On bir ayın sultanı Ramazan Ayı geldi. Safa geldi, hoş geldi.

Bu ayda oruç tutulur. Çünkü ramazan demek oruç; oruç demek ramazan demektir.

Ramazan orucu yalnız bu çağda ve bugün yaşayan insanlara özgü bir yükümlülük değildir.

Bu oruç yalnız sevgililer sevgilisinin çağdaşlarına ve ondan sonra gelenlerine değil, insanoğlu yaratıldıktan beri vardır.

Oruç, bizden önce gelip geçmiş Peygamberlere ve ümmetlere de emrolunmuştur.

Yalnız bize özgü değildir.
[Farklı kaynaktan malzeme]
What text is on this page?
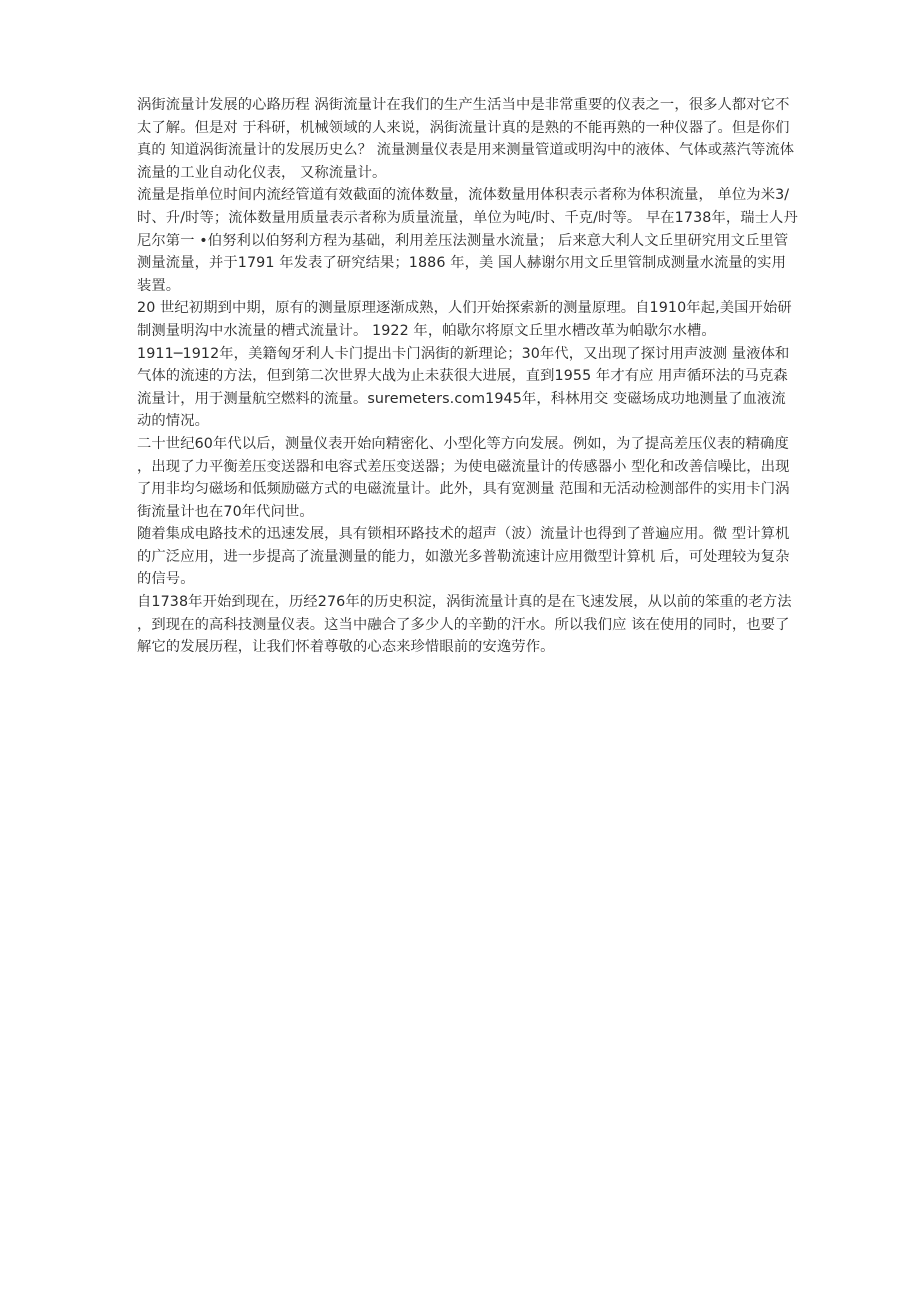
涡街流量计发展的心路历程 涡街流量计在我们的生产生活当中是非常重要的仪表之一，很多人都对它不太了解。但是对 于科研，机械领域的人来说，涡街流量计真的是熟的不能再熟的一种仪器了。但是你们真的 知道涡街流量计的发展历史么？ 流量测量仪表是用来测量管道或明沟中的液体、气体或蒸汽等流体流量的工业自动化仪表， 又称流量计。

流量是指单位时间内流经管道有效截面的流体数量，流体数量用体积表示者称为体积流量， 单位为米3/时、升/时等；流体数量用质量表示者称为质量流量，单位为吨/时、千克/时等。 早在1738年，瑞士人丹尼尔第一 •伯努利以伯努利方程为基础，利用差压法测量水流量； 后来意大利人文丘里研究用文丘里管测量流量，并于1791 年发表了研究结果；1886 年，美 国人赫谢尔用文丘里管制成测量水流量的实用装置。

20 世纪初期到中期，原有的测量原理逐渐成熟，人们开始探索新的测量原理。自1910年起,美国开始研制测量明沟中水流量的槽式流量计。 1922 年，帕歇尔将原文丘里水槽改革为帕歇尔水槽。

1911─1912年，美籍匈牙利人卡门提出卡门涡街的新理论；30年代，又出现了探讨用声波测 量液体和气体的流速的方法，但到第二次世界大战为止未获很大进展，直到1955 年才有应 用声循环法的马克森流量计，用于测量航空燃料的流量。suremeters.com1945年，科林用交 变磁场成功地测量了血液流动的情况。

二十世纪60年代以后，测量仪表开始向精密化、小型化等方向发展。例如，为了提高差压仪表的精确度，出现了力平衡差压变送器和电容式差压变送器；为使电磁流量计的传感器小 型化和改善信噪比，出现了用非均匀磁场和低频励磁方式的电磁流量计。此外，具有宽测量 范围和无活动检测部件的实用卡门涡街流量计也在70年代问世。

随着集成电路技术的迅速发展，具有锁相环路技术的超声（波）流量计也得到了普遍应用。微 型计算机的广泛应用，进一步提高了流量测量的能力，如激光多普勒流速计应用微型计算机 后，可处理较为复杂的信号。

自1738年开始到现在，历经276年的历史积淀，涡街流量计真的是在飞速发展，从以前的笨重的老方法，到现在的高科技测量仪表。这当中融合了多少人的辛勤的汗水。所以我们应 该在使用的同时，也要了解它的发展历程，让我们怀着尊敬的心态来珍惜眼前的安逸劳作。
Ve kıyamete kadar da bu yükümlülük Müslümanların omuzlarında bir şeref apoleti ve nişanı olarak devam edecektir.

Orucun muhatabı Müslümanlardır. Çünkü Kur'an-ı Kerim'de orucun yükümlülüğü Müslümanlara hatırlatılmaktadır.

Müslümanlar oruç tutmakla yükümlü tutulmuşlardır.

Denilmektedir ki, ' Ey mü'minler, ey inananlar! Oruç, izden öncekilere emrolunduğu gibi sizlere de emr olunmuş yani farz kılınmıştır.'.

Oruç ayı, İlahi rahmetin sağanak sağanak yağdığı bir aydır. Kuraklıktan çatlayan toprağa ve dudaklara can verir. Günahların taşlaştırdığı yürekler ıslanır, yumuşar, hayat bulur. Dünya yeşillenir, adeta yeniden yaratılır.

En çok da bu yağmura İslam coğrafyasının ihtiyacı vardır.

Ramazan Ayı'nın rahmet sağanağından yararlanabilmesi için de yeniden İslam'a dönmeye ihtiyacı vardır.

İslam coğrafyası, dünyanın en iyi ve yegane reçetesini kasalarında saklayıp reçetede yazılmış ilaçları kullanmayan hastalar ülkesidir. Rahmet sağanağına kendisini kapamış bu hastaların tedaviye ihtiyaçları vardır.

Maddi yönden başlı başına her alanda bir terabi ve eğitim görevini ifa eden oruç, Müslümanların riya karışmayan ve yalnız Allah'a adanan onurlu bir ibadetidir.

Bunun içindir ki, Ramazan Ayı, her saniyesi buram buram ibadet kokan ve sağanak sağanak yağan bir rahmet ayıdır.

Haydi, hep birlikte bu rahmet sofrasına… Bir deneyelim… Göreceksiniz, bu zor olmayacaktır.